Attraverso lo strumento del ‘Piano nazionale Anticorruzione’ si promuove legalità e trasparenza indicando agli Enti e alle Amministrazioni concreti suggerimenti operativi e buone prassi da seguire, con la finalità ultima di accrescere la credibilità della Pubblica Amministrazione e la fiducia dei Cittadini nelle Istituzioni”, ha dichiarato il Presidente dell’Autorità, Giuseppe Busìa.

Prevenire la corruzione coincide con l’obiettivo di garantire buona amministrazione, usare bene le risorse pubbliche e offrire migliori servizi ai Cittadini – ha sottolineato Busìa –. Tutto questo non può essere lasciato all’improvvisazione. Richiede una pianificazione rigorosa che coinvolga non solo Anac come Autorità competente, ma tutti gli Enti e le Amministrazioni interessate, con una prospettiva di medio termine e impegni concreti e verificabili. Questo è esattamente ciò che vogliamo fare attraverso il ‘Piano nazionale Anticorruzione’ (‘PnA 2026-2028’), sulla base del quale ogni ente e Pubblica Amministrazione dovrà definire la propria programmazione (‘Piano triennale per la prevenzione della corruzione e la trasparenza’)”.

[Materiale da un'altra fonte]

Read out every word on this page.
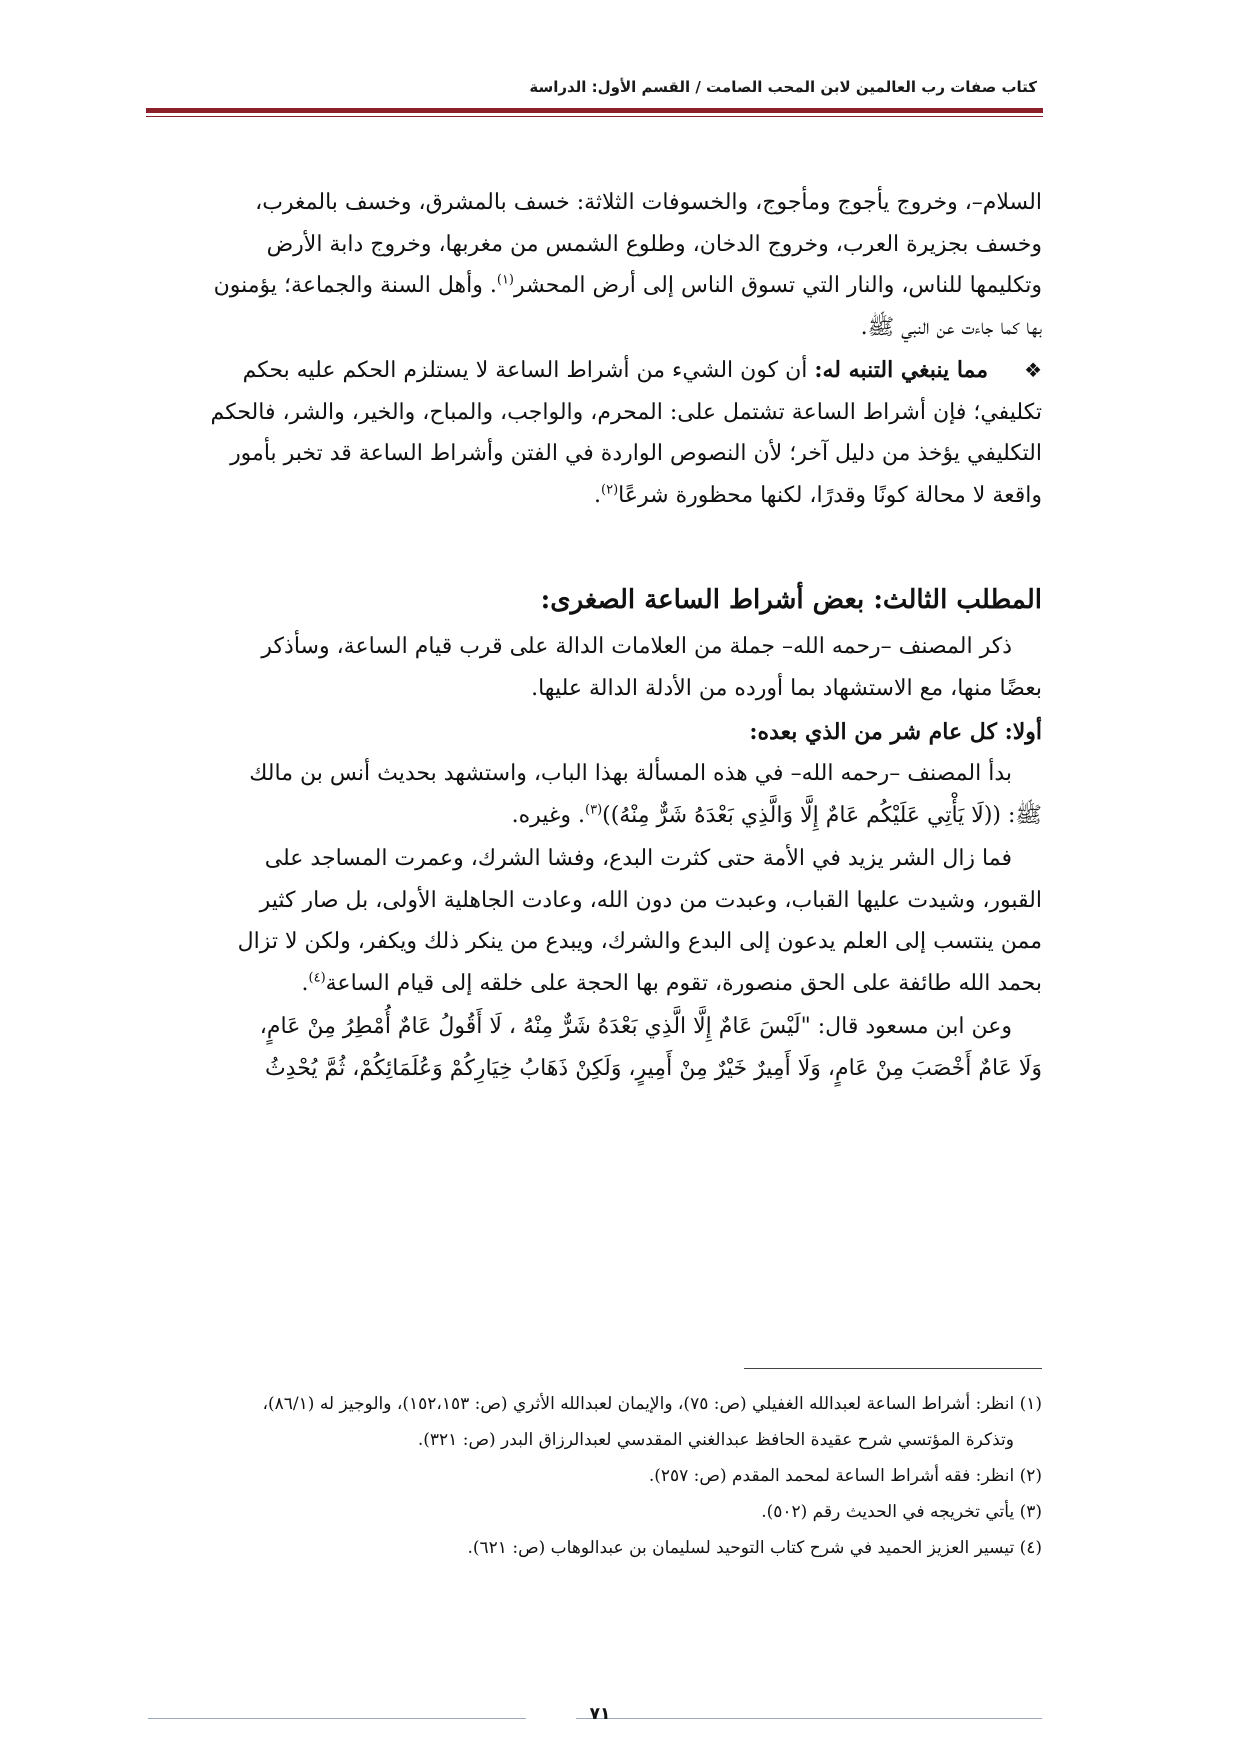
كتاب صفات رب العالمين لابن المحب الصامت / القسم الأول: الدراسة

السلام–، وخروج يأجوج ومأجوج، والخسوفات الثلاثة: خسف بالمشرق، وخسف بالمغرب،

وخسف بجزيرة العرب، وخروج الدخان، وطلوع الشمس من مغربها، وخروج دابة الأرض

وتكليمها للناس، والنار التي تسوق الناس إلى أرض المحشر$^{(١)}$. وأهل السنة والجماعة؛ يؤمنون

بها كما جاءت عن النبي ﷺ.

❖مما ينبغي التنبه له: أن كون الشيء من أشراط الساعة لا يستلزم الحكم عليه بحكم

تكليفي؛ فإن أشراط الساعة تشتمل على: المحرم، والواجب، والمباح، والخير، والشر، فالحكم

التكليفي يؤخذ من دليل آخر؛ لأن النصوص الواردة في الفتن وأشراط الساعة قد تخبر بأمور

واقعة لا محالة كونًا وقدرًا، لكنها محظورة شرعًا$^{(٢)}$.

المطلب الثالث: بعض أشراط الساعة الصغرى:

ذكر المصنف –رحمه الله– جملة من العلامات الدالة على قرب قيام الساعة، وسأذكر

بعضًا منها، مع الاستشهاد بما أورده من الأدلة الدالة عليها.

أولا: كل عام شر من الذي بعده:

بدأ المصنف –رحمه الله– في هذه المسألة بهذا الباب، واستشهد بحديث أنس بن مالك

ﷺ: ((لَا يَأْتِي عَلَيْكُم عَامٌ إِلَّا وَالَّذِي بَعْدَهُ شَرٌّ مِنْهُ))$^{(٣)}$. وغيره.

فما زال الشر يزيد في الأمة حتى كثرت البدع، وفشا الشرك، وعمرت المساجد على

القبور، وشيدت عليها القباب، وعبدت من دون الله، وعادت الجاهلية الأولى، بل صار كثير

ممن ينتسب إلى العلم يدعون إلى البدع والشرك، ويبدع من ينكر ذلك ويكفر، ولكن لا تزال

بحمد الله طائفة على الحق منصورة، تقوم بها الحجة على خلقه إلى قيام الساعة$^{(٤)}$.

وعن ابن مسعود قال: "لَيْسَ عَامٌ إِلَّا الَّذِي بَعْدَهُ شَرٌّ مِنْهُ ، لَا أَقُولُ عَامٌ أُمْطِرُ مِنْ عَامٍ،

وَلَا عَامٌ أَخْصَبَ مِنْ عَامٍ، وَلَا أَمِيرٌ خَيْرٌ مِنْ أَمِيرٍ، وَلَكِنْ ذَهَابُ خِيَارِكُمْ وَعُلَمَائِكُمْ، ثُمَّ يُحْدِثُ

(١) انظر: أشراط الساعة لعبدالله الغفيلي (ص: ٧٥)، والإيمان لعبدالله الأثري (ص: ١٥٢،١٥٣)، والوجيز له (٨٦/١)،

وتذكرة المؤتسي شرح عقيدة الحافظ عبدالغني المقدسي لعبدالرزاق البدر (ص: ٣٢١).

(٢) انظر: فقه أشراط الساعة لمحمد المقدم (ص: ٢٥٧).

(٣) يأتي تخريجه في الحديث رقم (٥٠٢).

(٤) تيسير العزيز الحميد في شرح كتاب التوحيد لسليمان بن عبدالوهاب (ص: ٦٢١).

٧١
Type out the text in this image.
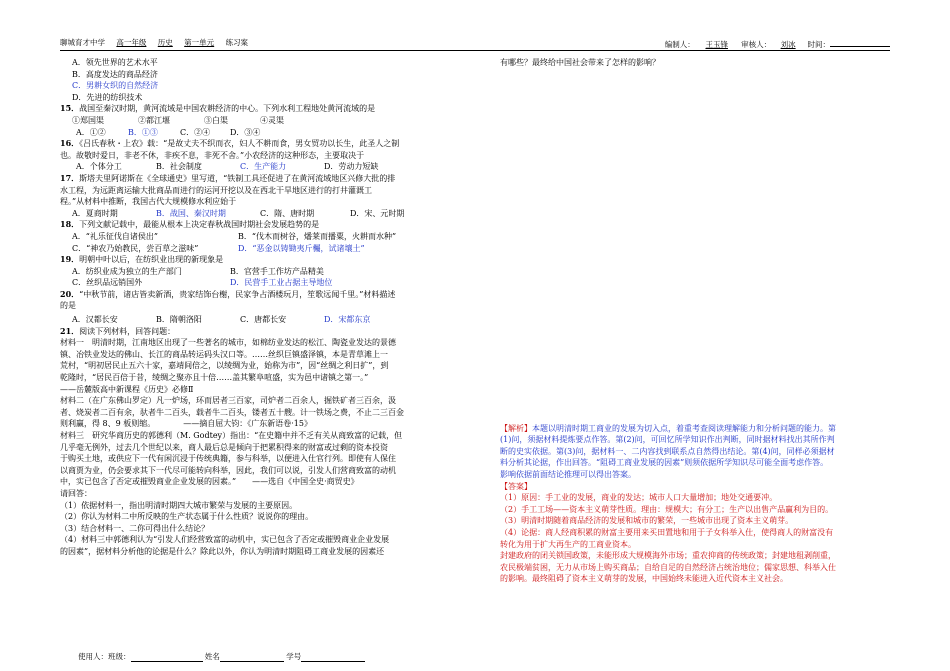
聊城育才中学 高一年级 历史 第一单元 练习案	编制人： 王玉锋 审核人： 刘冰 时间：
A．领先世界的艺术水平
B．高度发达的商品经济
C．男耕女织的自然经济
D．先进的纺织技术
15．战国至秦汉时期，黄河流域是中国农耕经济的中心。下列水利工程地处黄河流域的是
①郑国渠	②都江堰	③白渠	④灵渠
A．①②	B．①③	C．②④ D．③④
16．《吕氏春秋・上农》载：“是故丈夫不织而衣，妇人不耕而食，男女贸功以长生，此圣人之制
也。故敬时爱日，非老不休，非疾不息，非死不舍。”小农经济的这种形态，主要取决于
A．个体分工	B．社会制度	C．生产能力	D．劳动力短缺
17．斯塔夫里阿诺斯在《全球通史》里写道，“铁制工具还促进了在黄河流域地区兴修大批的排
水工程，为远距离运输大批商品而进行的运河开挖以及在西北干旱地区进行的打井灌溉工
程。”从材料中推断，我国古代大规模修水利应始于
A．夏商时期	B．战国、秦汉时期	C．隋、唐时期	D．宋、元时期
18．下列文献记载中，最能从根本上决定春秋战国时期社会发展趋势的是
A．“礼乐征伐自诸侯出”	B．“伐木而树谷，燔莱而播粟，火耕而水种”
C．“神农乃始教民，尝百草之滋味”	D．“恶金以铸锄夷斤欘，试诸壤土”
19．明朝中叶以后，在纺织业出现的新现象是
A．纺织业成为独立的生产部门	B．官营手工作坊产品精美
C．丝织品远销国外	D．民营手工业占据主导地位
20．“中秋节前，诸店皆卖新酒，贵家结饰台榭，民家争占酒楼玩月，笙歌远闻千里。”材料描述
的是
A．汉都长安	B．隋朝洛阳	C．唐都长安	D．宋都东京
21．阅读下列材料，回答问题：
材料一　明清时期，江南地区出现了一些著名的城市，如棉纺业发达的松江、陶瓷业发达的景德
镇、冶铁业发达的佛山、长江的商品转运码头汉口等。……丝织巨镇盛泽镇，本是青草滩上一
荒村，“明初居民止五六十家，嘉靖间倍之，以绫绸为业，始称为市”，因“丝绸之利日扩”，到
乾隆时，“居民百倍于昔，绫绸之聚亦且十倍……盖其繁阜喧盛，实为邑中诸镇之第一。”
——岳麓版高中新课程《历史》必修Ⅱ
材料二（在广东佛山罗定）凡一炉场，环而居者三百家，司炉者二百余人，掘铁矿者三百余，汲
者、烧炭者二百有余，驮者牛二百头，载者牛二百头，镂者五十艘。计一铁场之费，不止二三百金
则利赢，得 8、9 板则缩。　　　　——摘自屈大钧：《广东新语卷·15》
材料三　研究华商历史的郭德利（M. Godtey）指出：“在史籍中并不乏有关从商致富的记载，但
几乎毫无例外，过去几个世纪以来，商人最后总是倾向于把累积得来的财富或过剩的资本投资
于购买土地，或供应下一代有闲沉浸于传统典籍，参与科举，以便进入仕官行列。即使有人保住
以商贾为业，仍会要求其下一代尽可能转向科举，因此，我们可以说，引发人们营商致富的动机
中，实已包含了否定或摧毁商业企业发展的因素。”　　——选自《中国全史·商贸史》
请回答：
（1）依据材料一，指出明清时期四大城市繁荣与发展的主要原因。
（2）你认为材料二中所反映的生产状态属于什么性质？说说你的理由。
（3）结合材料一、二你可得出什么结论？
（4）材料三中郭德利认为“引发人们经营致富的动机中，实已包含了否定或摧毁商业企业发展
的因素”，据材料分析他的论据是什么？除此以外，你认为明清时期阻碍工商业发展的因素还
有哪些？最终给中国社会带来了怎样的影响？
【解析】本题以明清时期工商业的发展为切入点，着重考查阅读理解能力和分析问题的能力。第
(1)问，须据材料提炼要点作答。第(2)问，可回忆所学知识作出判断，同时据材料找出其所作判
断的史实依据。第(3)问，据材料一、二内容找到联系点自然得出结论。第(4)问，同样必须据材
料分析其论据，作出回答。“阻碍工商业发展的因素”则须依据所学知识尽可能全面考虑作答。
影响依据前面结论推理可以得出答案。
【答案】
（1）原因：手工业的发展，商业的发达；城市人口大量增加；地处交通要冲。
（2）手工工场——资本主义萌芽性质。理由：规模大；有分工；生产以出售产品赢利为目的。
（3）明清时期随着商品经济的发展和城市的繁荣，一些城市出现了资本主义萌芽。
（4）论据：商人经商积累的财富主要用来买田置地和用于子女科举入仕，使得商人的财富没有
转化为用于扩大再生产的工商业资本。
封建政府的闭关锁国政策，未能形成大规模海外市场；重农抑商的传统政策；封建地租剥削重，
农民极端贫困，无力从市场上购买商品；自给自足的自然经济占统治地位；儒家思想、科举入仕
的影响。最终阻碍了资本主义萌芽的发展，中国始终未能进入近代资本主义社会。
使用人：班级：	姓名	学号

È fondamentale – ha sottolineato il Presidente di Anac – che tutto questo non sia vissuto come un adempimento burocratico, ma sia messo al servizio della migliore efficienza e capacità amministrativa”. “Le buone pratiche di prevenzione della corruzione non sono un onere che appesantisce l’attività amministrativa e nemmeno un ostacolo al perseguimento degli obiettivi istituzionali di un’Amministrazione. Al contrario, costituiscono un importante alleato degli Enti pubblici, non solo per garantire il rispetto della legalità ed il buon uso del denaro pubblico, ma anche per amministrare meglio, più celermente ed efficacemente”.

Prossimi adempimenti per Enti e Amministrazioni

Sulla base del “PnA 2026-2028”, ciascun Ente e Amministrazione dovrà ora definire la propria programmazione in materia di prevenzione della corruzione e trasparenza, integrandola nel “Piao” e nel “Piano triennale per la prevenzione della corruzione e della trasparenza”, in un’ottica di coerenza, misurabilità e medio periodo.